SUBSTR in Snowflake, or SUBSTRING in other databases, is a simple function that extracts part of a string from a larger string.
Syntax:
SUBSTR(<value>, <starting_point> [, <length>])
- value: the string you want to extract a substring from
- starting_point: where you want to start extracting from (position of the letter, where 1 is the first character)
- length: how many characters to extract (optional)
Note: The <length> parameter is optional. If you leave it out, the function will extract from the starting point all the way to the end of the string.
Example 1: Basic extraction
SELECT SUBSTR('Snowflake', 1, 4);
-- Result: 'Snow'
Example 2: Extracting from the middle
SELECT SUBSTR('Snowflake', 5, 5);
-- Result: 'flake'
Example 3: Omitting length to extract to the end
SELECT SUBSTR('Snowflake', 5);
-- Result: 'flake'
Bonus Tip: You can also use negative starting positions to count from the end of the string. For example, SUBSTR('Snowflake', -5) returns 'flake'.
Pairing up with POSITION to make it dynamic
While SUBSTR is powerful on its own, it becomes even more useful when combined with POSITION (or CHARINDEX). This allows you to dynamically extract substrings based on the location of specific characters or patterns, rather than hardcoding position numbers.

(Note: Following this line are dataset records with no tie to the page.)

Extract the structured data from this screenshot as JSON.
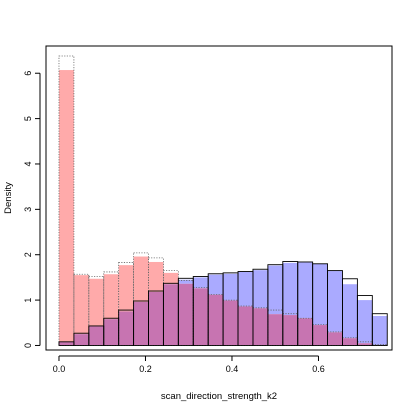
{
  "chart_data": {
    "type": "bar",
    "subtype": "overlaid-histograms",
    "title": "",
    "xlabel": "scan_direction_strength_k2",
    "ylabel": "Density",
    "xlim": [
      -0.03,
      0.77
    ],
    "ylim": [
      -0.1,
      6.6
    ],
    "xticks": [
      0.0,
      0.2,
      0.4,
      0.6
    ],
    "xtick_labels": [
      "0.0",
      "0.2",
      "0.4",
      "0.6"
    ],
    "yticks": [
      0,
      1,
      2,
      3,
      4,
      5,
      6
    ],
    "ytick_labels": [
      "0",
      "1",
      "2",
      "3",
      "4",
      "5",
      "6"
    ],
    "grid": false,
    "legend": "none",
    "bin_width": 0.0345,
    "bin_starts": [
      0.0,
      0.0345,
      0.069,
      0.1035,
      0.138,
      0.1725,
      0.207,
      0.2415,
      0.276,
      0.3105,
      0.345,
      0.3795,
      0.414,
      0.4485,
      0.483,
      0.5175,
      0.552,
      0.5865,
      0.621,
      0.6555,
      0.69,
      0.7245
    ],
    "series": [
      {
        "fill": "#aaaaff",
        "stroke": "#000000",
        "stroke_style": "solid",
        "outline_values": [
          0.08,
          0.27,
          0.43,
          0.6,
          0.78,
          0.98,
          1.2,
          1.37,
          1.48,
          1.52,
          1.58,
          1.6,
          1.63,
          1.68,
          1.78,
          1.85,
          1.84,
          1.8,
          1.65,
          1.47,
          1.1,
          0.7
        ],
        "filled_values": [
          0.08,
          0.25,
          0.42,
          0.58,
          0.75,
          0.96,
          1.18,
          1.35,
          1.45,
          1.5,
          1.56,
          1.58,
          1.62,
          1.66,
          1.76,
          1.82,
          1.83,
          1.8,
          1.64,
          1.35,
          1.0,
          0.65
        ]
      },
      {
        "fill": "#ffaaaa",
        "stroke": "#666666",
        "stroke_style": "dotted",
        "outline_values": [
          6.38,
          1.57,
          1.52,
          1.62,
          1.83,
          2.04,
          1.93,
          1.65,
          1.43,
          1.28,
          1.12,
          1.0,
          0.87,
          0.83,
          0.78,
          0.7,
          0.6,
          0.46,
          0.3,
          0.17,
          0.08,
          0.02
        ],
        "filled_values": [
          6.07,
          1.55,
          1.47,
          1.57,
          1.77,
          1.96,
          1.84,
          1.6,
          1.36,
          1.26,
          1.12,
          0.99,
          0.86,
          0.82,
          0.69,
          0.67,
          0.6,
          0.45,
          0.29,
          0.16,
          0.05,
          0.01
        ]
      }
    ],
    "overlap_color": "#c774b1"
  }
}
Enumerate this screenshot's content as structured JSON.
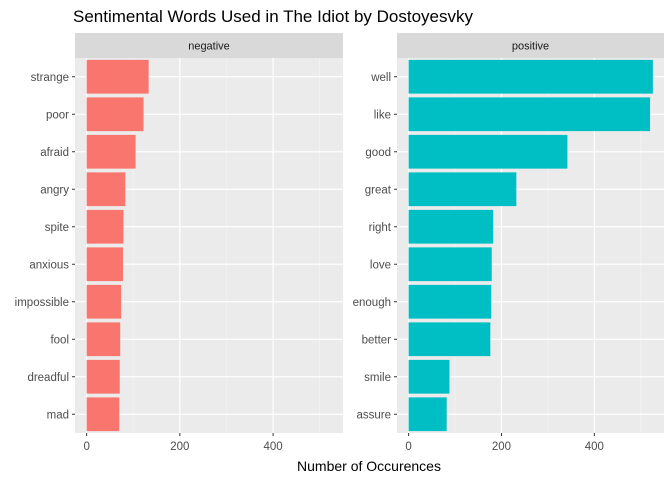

Example: Extracting everything after a delimiter
Let's say you have a table with email addresses and want to extract just the domain:
SELECT
email,
SUBSTR(email, POSITION('@' IN email) + 1) AS domain
FROM emails;
Result:
email | domain
-------------------------|-------------
john.doe@company.com | company.com
jane.smith@tech.io | tech.io
bob.jones@startup.co | startup.co
Example: Extracting everything before a delimiter
Now let's extract just the username (everything before the @):
SELECT
email,
SUBSTR(email, 1, POSITION('@' IN email) - 1) AS username
FROM emails;Result:
email | username
-------------------------|------------
john.doe@company.com | john.doe
jane.smith@tech.io | jane.smith
bob.jones@startup.co | bob.jones
By combining SUBSTR with POSITION, you can handle real-world data that doesn't follow a fixed format, making your queries more flexible and maintainable.